[Numpy-discussion] Segfault with python 3.2 structured array non-existent field

Tue Mar 15 20:55:32 EDT 2011

Hi,

On Tue, Mar 15, 2011 at 5:30 PM, Christoph Gohlke <cgohlke at uci.edu> wrote:
>
>
> On 3/15/2011 5:13 PM, Matthew Brett wrote:
>> Hi,
>>
>> On Tue, Mar 15, 2011 at 10:23 AM, Matthew Brett<matthew.brett at gmail.com>  wrote:
>>> Hi,
>>>
>>> On Tue, Mar 15, 2011 at 10:12 AM, Pauli Virtanen<pav at iki.fi>  wrote:
>>>> Tue, 15 Mar 2011 10:06:09 -0700, Matthew Brett wrote:
>>>>> Sorry to ask, and I ask partly because I'm in the middle of a py3k port,
>>>>> but is this the right fix to this problem?  I was confused by the
>>>>> presence of the old PyString_AsString function.
>>>>
>>>> It's not a correct fix. The original code seems also wrong ("index" can
>>>> either be Unicode or Bytes/String object), and will probably bomb when
>>>> indexing with Unicode strings on Python 2. The right thing to do is to
>>>> make it show the repr of the "index" object.
>>>
>>> OK - I realize I'm being very lazy here but, do you mean:
>>>
>>>         PyErr_Format(PyExc_ValueError,
>>>>>                       "field named %s not found.",
>>>>>                       PyString_AsString(PyObject_Repr(index)));
>>
>> Being less lazy, and having read the cpython source, and read
>> Christoph's mail more carefully, I believe Christoph's patch is
>> correct...
>>
>> Unicode indexing of structured array fields doesn't raise an error on
>> python 2.x; I assume because PyString_AsString is returning a char*
>> using the Unicode default encoding, as per the docs.
>>
>
> I think the patch is correct for Python 3 but, as Pauli pointed out, the
> original code can crash also under Python 2.x when indexing with an
> unicode string that contains non-ascii7 characters, which seems much
> less likely and apparently has been undetected for quite a while. For
> example, this crashes for me on Python 2.7:
>
> import numpy as np
> a = np.zeros((1,), dtype=[('f1', 'f')])
> a[u's'] = 1  # works
> a[u'µ'] = 1  # crash
>
> So, the proposed patch works for Python 3, but there could be a better
> patch fixing also the corner case on Python 2.
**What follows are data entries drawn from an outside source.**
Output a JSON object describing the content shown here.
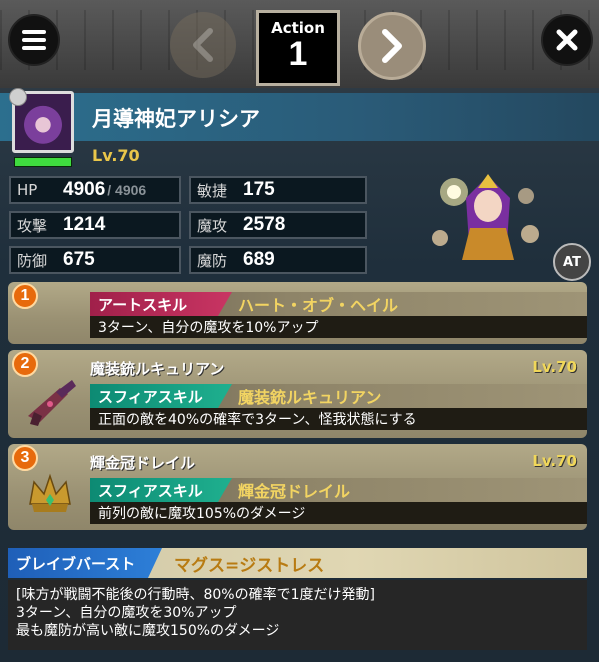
{
  "header": {
    "action_label": "Action",
    "action_number": "1"
  },
  "unit": {
    "name": "月導神妃アリシア",
    "level": "Lv.70",
    "hp_fraction": 1.0
  },
  "stats": {
    "hp_label": "HP",
    "hp_value": "4906",
    "hp_max": "/ 4906",
    "atk_label": "攻撃",
    "atk_value": "1214",
    "def_label": "防御",
    "def_value": "675",
    "agi_label": "敏捷",
    "agi_value": "175",
    "mag_label": "魔攻",
    "mag_value": "2578",
    "mdef_label": "魔防",
    "mdef_value": "689"
  },
  "at_badge": "AT",
  "skills": [
    {
      "number": "1",
      "tag": "アートスキル",
      "skill_name": "ハート・オブ・ヘイル",
      "description": "3ターン、自分の魔攻を10%アップ"
    },
    {
      "number": "2",
      "title": "魔装銃ルキュリアン",
      "level": "Lv.70",
      "tag": "スフィアスキル",
      "skill_name": "魔装銃ルキュリアン",
      "description": "正面の敵を40%の確率で3ターン、怪我状態にする"
    },
    {
      "number": "3",
      "title": "輝金冠ドレイル",
      "level": "Lv.70",
      "tag": "スフィアスキル",
      "skill_name": "輝金冠ドレイル",
      "description": "前列の敵に魔攻105%のダメージ"
    }
  ],
  "brave_burst": {
    "tag": "ブレイブバースト",
    "name": "マグス=ジストレス",
    "lines": [
      "[味方が戦闘不能後の行動時、80%の確率で1度だけ発動]",
      "3ターン、自分の魔攻を30%アップ",
      "最も魔防が高い敵に魔攻150%のダメージ"
    ]
  },
  "colors": {
    "art_tag": "#c93563",
    "sphere_tag": "#1fb08f",
    "brave_tag": "#2d7fd8",
    "level_gold": "#e9c64a",
    "number_badge": "#e76a0c"
  },
  "icons": {
    "menu": "menu-icon",
    "close": "close-icon",
    "prev": "chevron-left-icon",
    "next": "chevron-right-icon"
  }
}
Thanks.  How about something like the check further up the file:

       if (PyUnicode_Check(op)) {
            temp = PyUnicode_AsUnicodeEscapeString(op);
        }
        PyErr_Format(PyExc_ValueError,
                     "field named %s not found.",
                     PyBytes_AsString(temp));

? I'm happy to submit a pull request with tests if that kind of thing
looks sensible to y'all,

Matthew